A primary index (PI) or primary AMP index (PA) is an index that, in addition to facilitating access to data, also determines how table rows are distributed among the AMPs of the system. A properly chosen PI or PA can facilitate access to data for common queries, and help ensure that rows are distributed evenly, so each AMP manages a similar amount of data. A PI or PA is defined to use from one to 64 columns of a table for indexing. For each table row, the values of these index columns are combined and hashed. The resulting numeric hash value determines which AMP stores and manages the data in that row. For a PI but not for a PA, the hash value is also used in ordering rows on an AMP. A PA is only allowed for a column-partitioned table.
Data Access Considerations for Choosing a PI or PA
When you choose the columns for a PI or PA, it is important to consider the nature of queries likely to be made against the table. In almost all cases when a query specifies the values for each of the indexed columns, query performance will be faster than the same query if the columns are not indexed.
A PI or PA allows the database to identify the single AMP that stores the data of interest for the specified values of the index, without requiring a costly database search on all the AMPs that store the rows of the table (called a full-table scan or FTS). Moreover, for a PI (but not a PA), the rows of interest can be more quickly found on that AMP since the hash value is used in the ordering of the rows on an AMP.
Data Distribution Considerations for Choosing a PI or PA
A map associates a unique set of hash values with each of the different AMPs on which the table data is stored. For a PI or PA, the map also determines which AMP receives a particular table row based on a hash value calculated from the values of the index columns in the row.. For more information on maps, see Maps.
When the database receives a request, such as a query or data insertion, each AMP is responsible for processing its portion of table data. The AMPs work in parallel to facilitate processing. If one or more AMPs have significantly more or less data to process than others, the database is said to have a skewed data distribution, and performance suffers. Requests cannot be completed until the AMPs with the most data to process have finished their work, reducing the efficiency and benefits of the parallel processing. By choosing an appropriate PI or PA, you can help ensure that table rows are distributed evenly among the AMPs defined by the map used by the table, and take full advantage of Teradata Database parallel processing.
A unique primary index (UPI) requires each row in a table to have a unique value for the combined index columns. This type of index often corresponds to the primary key constraint or to a unique constraint on the table. Because of the uniqueness of the index value for each row, this type of index generally provides even distribution of the table rows.
UPIs can occasionally result in a skewed data distribution if the number of rows in the table is small relative to the number of AMPs in the map used by the table. In this case, you can create a map that contains fewer AMPs and assign it to the table.
Nonunique PIs and PAs
A nonunique primary index (NUPI) or a PA (all PAs are nonunique) neither requires nor enforces uniqueness on the index values. Choosing an inappropriate set of index columns for a NUPI or PA may result in a skewed data distribution so careful consideration of the choice of index columns and the table’s map is important.
To enforce uniqueness of the index columns of a NUPI or PA, a separate unique secondary index (USI) can be defined. See Secondary Indexes for a discussion of USIs.
Joins and Colocation
Tables that use the same map and that have the same columns defining their PIs or PAs can have rows with the same index values distributed to the same AMPs.
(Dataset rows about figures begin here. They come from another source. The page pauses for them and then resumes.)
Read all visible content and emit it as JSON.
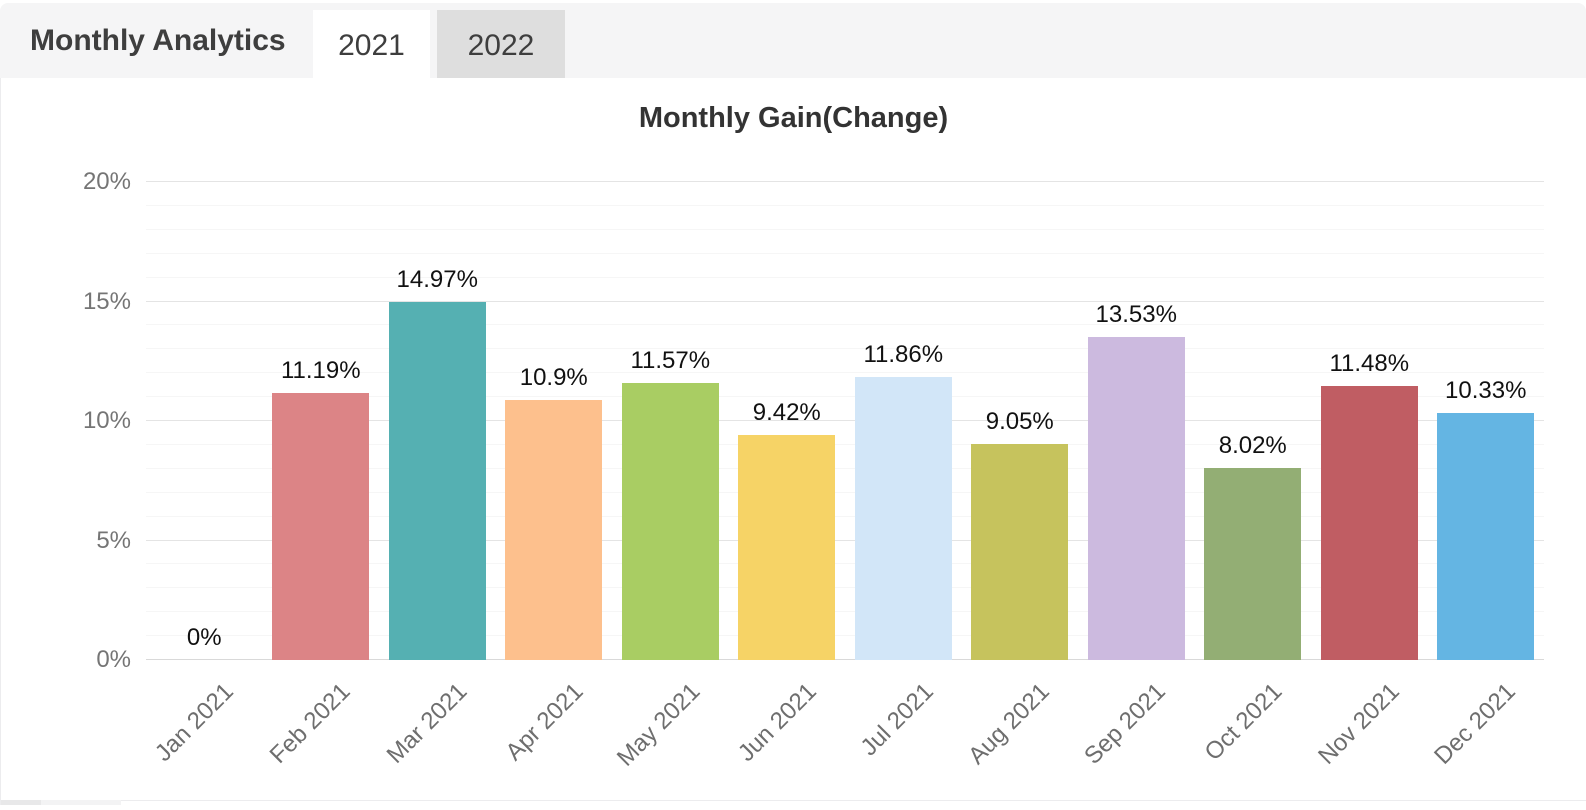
{
  "header": {
    "title": "Monthly Analytics",
    "tabs": [
      {
        "label": "2021",
        "active": true
      },
      {
        "label": "2022",
        "active": false
      }
    ]
  },
  "chart_data": {
    "type": "bar",
    "title": "Monthly Gain(Change)",
    "categories": [
      "Jan 2021",
      "Feb 2021",
      "Mar 2021",
      "Apr 2021",
      "May 2021",
      "Jun 2021",
      "Jul 2021",
      "Aug 2021",
      "Sep 2021",
      "Oct 2021",
      "Nov 2021",
      "Dec 2021"
    ],
    "values": [
      0,
      11.19,
      14.97,
      10.9,
      11.57,
      9.42,
      11.86,
      9.05,
      13.53,
      8.02,
      11.48,
      10.33
    ],
    "labels": [
      "0%",
      "11.19%",
      "14.97%",
      "10.9%",
      "11.57%",
      "9.42%",
      "11.86%",
      "9.05%",
      "13.53%",
      "8.02%",
      "11.48%",
      "10.33%"
    ],
    "bar_colors": [
      null,
      "#dc8486",
      "#55b0b2",
      "#fdc08d",
      "#a9cd63",
      "#f6d366",
      "#d2e6f8",
      "#c6c35d",
      "#ccbadf",
      "#93ae74",
      "#c05d63",
      "#64b5e3"
    ],
    "xlabel": "",
    "ylabel": "",
    "ylim": [
      0,
      20
    ],
    "y_ticks": [
      0,
      5,
      10,
      15,
      20
    ],
    "y_tick_labels": [
      "0%",
      "5%",
      "10%",
      "15%",
      "20%"
    ],
    "grid": {
      "major_step_pct": 5,
      "minor_step_pct": 1,
      "legend": "none"
    }
  }
}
This fact can be used to help optimize system performance by ensuring tables that are frequently joined have corresponding rows for the join distributed to the same AMPs. Performing a join operation on rows that are located on the same AMPs is faster than joining rows that are stored on different AMPs. When rows to be joined are located on the same AMP, they are said to be colocated.
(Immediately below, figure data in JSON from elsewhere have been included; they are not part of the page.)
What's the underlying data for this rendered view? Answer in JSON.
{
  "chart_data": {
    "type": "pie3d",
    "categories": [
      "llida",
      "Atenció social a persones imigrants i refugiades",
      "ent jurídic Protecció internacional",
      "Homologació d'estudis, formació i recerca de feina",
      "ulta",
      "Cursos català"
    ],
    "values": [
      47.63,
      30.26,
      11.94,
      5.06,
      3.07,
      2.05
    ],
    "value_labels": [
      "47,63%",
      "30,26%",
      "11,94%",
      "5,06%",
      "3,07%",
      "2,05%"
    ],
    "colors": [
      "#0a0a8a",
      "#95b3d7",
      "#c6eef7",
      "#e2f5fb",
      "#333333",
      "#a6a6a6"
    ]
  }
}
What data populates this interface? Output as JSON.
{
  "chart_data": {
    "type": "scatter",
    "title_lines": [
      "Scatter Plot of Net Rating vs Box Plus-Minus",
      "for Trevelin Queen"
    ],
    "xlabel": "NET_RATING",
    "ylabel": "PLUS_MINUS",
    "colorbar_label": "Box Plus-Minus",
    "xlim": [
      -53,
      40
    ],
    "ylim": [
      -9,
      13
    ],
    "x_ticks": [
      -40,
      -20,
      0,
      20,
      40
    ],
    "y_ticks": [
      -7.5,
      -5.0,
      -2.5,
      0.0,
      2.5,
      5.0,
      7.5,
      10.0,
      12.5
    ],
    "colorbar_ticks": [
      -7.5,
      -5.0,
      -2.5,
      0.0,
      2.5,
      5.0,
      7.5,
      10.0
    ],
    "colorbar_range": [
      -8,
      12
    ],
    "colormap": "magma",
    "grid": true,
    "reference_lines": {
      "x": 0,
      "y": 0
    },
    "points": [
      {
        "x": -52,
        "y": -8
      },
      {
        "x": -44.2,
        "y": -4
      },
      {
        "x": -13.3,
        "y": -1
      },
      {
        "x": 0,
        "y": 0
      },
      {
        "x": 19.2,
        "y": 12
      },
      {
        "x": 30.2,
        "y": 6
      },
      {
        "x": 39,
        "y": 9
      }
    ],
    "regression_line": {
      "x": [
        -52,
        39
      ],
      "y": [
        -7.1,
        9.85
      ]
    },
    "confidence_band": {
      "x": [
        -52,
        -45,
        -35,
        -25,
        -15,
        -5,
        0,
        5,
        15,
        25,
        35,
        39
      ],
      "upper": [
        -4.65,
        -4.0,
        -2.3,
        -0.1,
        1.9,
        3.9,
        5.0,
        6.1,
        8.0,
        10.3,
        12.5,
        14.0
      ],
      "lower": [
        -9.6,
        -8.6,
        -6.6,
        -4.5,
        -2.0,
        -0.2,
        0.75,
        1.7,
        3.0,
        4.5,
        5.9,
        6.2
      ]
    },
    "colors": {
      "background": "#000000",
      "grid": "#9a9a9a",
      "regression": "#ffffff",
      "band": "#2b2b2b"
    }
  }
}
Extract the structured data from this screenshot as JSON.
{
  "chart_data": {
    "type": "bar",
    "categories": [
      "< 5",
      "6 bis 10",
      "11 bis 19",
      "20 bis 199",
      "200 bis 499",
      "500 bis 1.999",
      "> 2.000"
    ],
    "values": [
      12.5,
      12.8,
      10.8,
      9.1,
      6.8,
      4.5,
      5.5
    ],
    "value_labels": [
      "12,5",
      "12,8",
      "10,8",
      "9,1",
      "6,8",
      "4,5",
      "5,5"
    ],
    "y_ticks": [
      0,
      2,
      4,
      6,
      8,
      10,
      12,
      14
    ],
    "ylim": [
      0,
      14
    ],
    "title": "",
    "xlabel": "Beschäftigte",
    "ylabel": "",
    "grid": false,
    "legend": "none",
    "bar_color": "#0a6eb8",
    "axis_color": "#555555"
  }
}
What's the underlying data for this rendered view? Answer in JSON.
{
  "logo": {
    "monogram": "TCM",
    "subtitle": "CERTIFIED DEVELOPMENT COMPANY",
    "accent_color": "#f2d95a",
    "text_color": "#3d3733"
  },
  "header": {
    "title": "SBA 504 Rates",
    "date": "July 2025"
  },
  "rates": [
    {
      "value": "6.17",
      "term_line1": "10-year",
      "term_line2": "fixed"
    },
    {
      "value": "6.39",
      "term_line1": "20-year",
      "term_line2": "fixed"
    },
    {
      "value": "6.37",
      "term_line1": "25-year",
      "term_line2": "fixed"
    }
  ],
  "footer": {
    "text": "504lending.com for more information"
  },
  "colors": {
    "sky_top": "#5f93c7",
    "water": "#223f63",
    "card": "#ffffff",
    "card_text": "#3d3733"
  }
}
For tables sharing a sparse map, the tables must also be defined to have the same colocation name. For more information on table colocation, see Sparse Maps and Table Colocation.
Tables with No Primary Index
Teradata recommends that you explicitly specify a PI for most tables without column partitioning and a PA for most column-partitioned tables. However, there are certain types of tables and situations for which a PI or PA is unnecessary and undesirable, due to index processing overhead or an appropriate set of index columns is not known. In these cases, tables can be created as no-primary-index (NoPI) tables.
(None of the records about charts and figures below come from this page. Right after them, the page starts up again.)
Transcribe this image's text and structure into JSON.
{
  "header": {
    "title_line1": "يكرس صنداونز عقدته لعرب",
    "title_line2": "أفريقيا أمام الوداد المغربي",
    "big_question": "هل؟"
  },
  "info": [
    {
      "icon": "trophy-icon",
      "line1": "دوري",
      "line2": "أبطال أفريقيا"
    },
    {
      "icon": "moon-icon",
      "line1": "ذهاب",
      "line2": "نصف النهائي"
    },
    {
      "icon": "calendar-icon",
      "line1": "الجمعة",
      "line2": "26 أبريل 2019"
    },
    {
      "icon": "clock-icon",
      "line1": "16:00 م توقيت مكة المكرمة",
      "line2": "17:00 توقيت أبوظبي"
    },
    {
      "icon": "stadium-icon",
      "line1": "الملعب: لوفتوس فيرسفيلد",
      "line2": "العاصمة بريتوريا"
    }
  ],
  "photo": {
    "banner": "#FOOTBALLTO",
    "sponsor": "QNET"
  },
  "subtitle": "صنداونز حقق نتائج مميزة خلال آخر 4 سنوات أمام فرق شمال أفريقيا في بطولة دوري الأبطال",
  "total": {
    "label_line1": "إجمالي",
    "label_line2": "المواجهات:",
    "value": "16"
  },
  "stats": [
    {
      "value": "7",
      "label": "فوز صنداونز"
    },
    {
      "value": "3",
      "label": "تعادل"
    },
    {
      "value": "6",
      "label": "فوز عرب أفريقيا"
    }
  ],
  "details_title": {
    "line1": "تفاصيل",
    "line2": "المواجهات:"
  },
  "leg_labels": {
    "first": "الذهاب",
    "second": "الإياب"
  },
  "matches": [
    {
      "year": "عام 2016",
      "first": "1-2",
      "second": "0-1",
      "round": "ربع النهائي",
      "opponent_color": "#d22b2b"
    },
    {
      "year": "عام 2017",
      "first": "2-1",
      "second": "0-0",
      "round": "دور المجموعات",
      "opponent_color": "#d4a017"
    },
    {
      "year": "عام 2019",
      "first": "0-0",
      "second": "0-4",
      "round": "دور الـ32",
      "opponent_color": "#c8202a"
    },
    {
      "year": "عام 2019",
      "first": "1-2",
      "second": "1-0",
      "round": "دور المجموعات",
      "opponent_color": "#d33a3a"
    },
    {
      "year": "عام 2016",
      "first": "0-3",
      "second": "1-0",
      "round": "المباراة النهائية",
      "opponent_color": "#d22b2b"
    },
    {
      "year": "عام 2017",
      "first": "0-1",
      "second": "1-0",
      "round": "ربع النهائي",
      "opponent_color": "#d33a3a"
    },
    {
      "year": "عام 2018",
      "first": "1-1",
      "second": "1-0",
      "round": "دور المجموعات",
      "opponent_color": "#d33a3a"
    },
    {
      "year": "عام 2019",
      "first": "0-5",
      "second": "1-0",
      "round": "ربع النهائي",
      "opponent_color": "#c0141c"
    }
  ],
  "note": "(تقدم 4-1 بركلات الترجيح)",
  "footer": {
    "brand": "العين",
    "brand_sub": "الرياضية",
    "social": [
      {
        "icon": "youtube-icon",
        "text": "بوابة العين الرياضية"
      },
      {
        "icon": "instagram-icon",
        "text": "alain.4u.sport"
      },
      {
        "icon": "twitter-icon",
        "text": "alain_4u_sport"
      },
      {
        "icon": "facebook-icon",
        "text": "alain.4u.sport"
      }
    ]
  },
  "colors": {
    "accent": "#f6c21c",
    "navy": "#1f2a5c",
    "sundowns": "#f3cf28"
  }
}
An example of such tables would be staging tables, to which bulk data is batch loaded. Such tables are generally temporary, and, after loading, the data is typically transferred to a PI or PA table using INSERT...SELECT statements.
To help ensure an even distribution of NoPI table rows among AMPs, the rows (or blocks of rows) are randomly distributed during a load. This helps to assure a relatively even row distribution among the AMPs. For an INSERT…SELECT statement, rows are locally transferred by default which might cause skew; optionally, a HASH BY clause can be specified to help ensure an even distribution of rows.